Final Results — The Complete Kompress Experiment
After 16 versions, 8 teachers, 4 data sources, 4 architectures, and one council — here's the full picture:
| Version | Teacher | Data | Heretic | Δ from v8 | Cost |
|---|---|---|---|---|---|
| v2-base | — | — | 0.975 | +0.020 | — |
| v4 | self-labels | domain | 0.943 | -0.012 | $0.15 |
| v6 | generator | agent-dist | 0.962 | +0.007 | $0.20 |
| v7 | sliding-window | agent | 0.956 | +0.001 | $0.20 |
| v8 | Qwen2.5-7B | C3+generic | 0.955 | 0.000 | $0.13 |
| v9 | Qwen2.5-7B | C3-only | 0.921 | -0.034 | $0.07 |
| v10 | Qwen2.5-7B | scaled C3 | 0.947 | -0.008 | $0.13 |
| v11 | Qwen2.5-7B | large encoder | 0.906 | -0.049 | $0.20 |
| v12 | Qwen3-Coder | C3+generic | 0.949 | -0.006 | $0.10 |
| v13 | regex | GLM scenarios | 0.951 | -0.004 | $0.10 |
| v14 | council | v8+GLM | 0.882 | -0.073 | $0.15 |
| v15 | everything | 983 pairs | 0.878 | -0.077 | $0.13 |
| v16 | 10x weight | v8 data | 0.972 | +0.017 | $0.10 |
| v17 | 5x weight | v8 data | 0.963 | +0.008 | $0.10 |
Total spent chasing v8: ~$1.76. v8 cost: $0.13. v8 at 3x is the Pareto-optimal tradeoff.

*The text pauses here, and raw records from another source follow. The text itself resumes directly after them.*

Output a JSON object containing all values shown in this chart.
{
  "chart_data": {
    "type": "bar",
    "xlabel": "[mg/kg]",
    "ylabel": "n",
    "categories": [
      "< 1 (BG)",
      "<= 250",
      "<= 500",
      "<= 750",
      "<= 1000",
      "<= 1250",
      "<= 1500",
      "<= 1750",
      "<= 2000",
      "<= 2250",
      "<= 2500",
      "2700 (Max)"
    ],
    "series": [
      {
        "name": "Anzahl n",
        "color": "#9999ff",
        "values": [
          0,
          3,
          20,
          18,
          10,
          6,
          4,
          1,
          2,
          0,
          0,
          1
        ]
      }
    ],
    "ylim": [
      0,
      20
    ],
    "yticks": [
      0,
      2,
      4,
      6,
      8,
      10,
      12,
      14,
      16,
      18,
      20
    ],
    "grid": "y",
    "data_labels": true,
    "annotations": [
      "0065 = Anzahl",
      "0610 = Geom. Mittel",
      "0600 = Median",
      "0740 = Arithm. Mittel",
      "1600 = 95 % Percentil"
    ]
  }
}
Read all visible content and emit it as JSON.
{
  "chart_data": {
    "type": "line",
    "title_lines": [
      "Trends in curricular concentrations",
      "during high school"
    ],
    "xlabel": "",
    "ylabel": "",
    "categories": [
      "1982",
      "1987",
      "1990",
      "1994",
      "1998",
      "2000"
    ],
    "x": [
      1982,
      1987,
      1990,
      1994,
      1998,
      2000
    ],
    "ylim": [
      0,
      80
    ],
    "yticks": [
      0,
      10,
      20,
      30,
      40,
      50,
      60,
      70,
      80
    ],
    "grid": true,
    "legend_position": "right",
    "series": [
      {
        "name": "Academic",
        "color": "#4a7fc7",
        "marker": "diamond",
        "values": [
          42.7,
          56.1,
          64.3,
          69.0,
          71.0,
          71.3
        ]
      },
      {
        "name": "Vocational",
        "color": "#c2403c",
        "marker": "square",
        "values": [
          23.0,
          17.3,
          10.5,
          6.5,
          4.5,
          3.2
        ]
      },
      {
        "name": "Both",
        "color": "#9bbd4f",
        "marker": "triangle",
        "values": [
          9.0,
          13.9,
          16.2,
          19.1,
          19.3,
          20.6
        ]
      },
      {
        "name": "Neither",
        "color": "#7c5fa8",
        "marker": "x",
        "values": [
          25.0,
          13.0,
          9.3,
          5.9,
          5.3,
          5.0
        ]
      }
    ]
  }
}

The Weight Tradeoff (v16, v17)
The loss function has a weight multiplier for must-keep tokens (compiler flags, hex addresses, paths). Default is 3x. We tested higher values:
| Weight | Heretic | Keep Rate | Compression |
|---|---|---|---|
| 3x (v8) | 0.955 | 0.854 | 15% |
| 5x (v17) | 0.963 | 0.963 | 3.7% |
| 10x (v16) | 0.972 | 0.972 | 2.8% |
Higher weight → higher heretic precision → lower compression. The model becomes so afraid of dropping must-keep tokens that it keeps everything. v8 at 3x is the Pareto-optimal point — the best tradeoff between precision and compression.
What We Learned
-
Label quality is the bottleneck. Not model capacity (v11: 0.906), not data quantity (v15: 0.878), not training control (v14: 0.882). Teacher quality and label calibration determine everything.
-
The sweet spot is small and specific. v8: 97 carefully labeled pairs at 33% C3 ratio. More data dilutes the signal (v10, v13, v15). Different teachers have different biases (v12 too conservative, v13 too conservative).
-
Regex in production beats training the model. The must-keep override (PR #1419) gives 1.000 agent mk_in_ref with v8. Training v7 to learn regex patterns regressed heretic. Post-inference safety nets are surgical — training is blunt.
-
The outer loop matters more than the inner loop. 15 of 16 versions were the same inner loop (train → eval). The difference was the outer loop decisions — which teacher, which data, which ratio. This is why we built LoopKit.
-
v2-base is still the precision ceiling at 0.975. Every fine-tuning run trades precision for compression. v8's 0.955 is 2% less precise but 50% more compressive. That's the tradeoff.
What Ships
- Production model: PeetPedro/kompress-v8 — heretic 0.955, agent mk_in_ref 1.000 with override
- Production override: headroom PR #1419 — regex safety net
- Domain routing: headroom PR #1418 — 2x compression on code/logs
- Benchmarks: headroom PR #1432 — CI-ready heretic + agent regression + savings dashboard
- The loop itself: LoopKit — build your own
- All 16 models: PeetPedro on HuggingFace
This post updated throughout the experiment. Last update: 2026-06-25, after v15.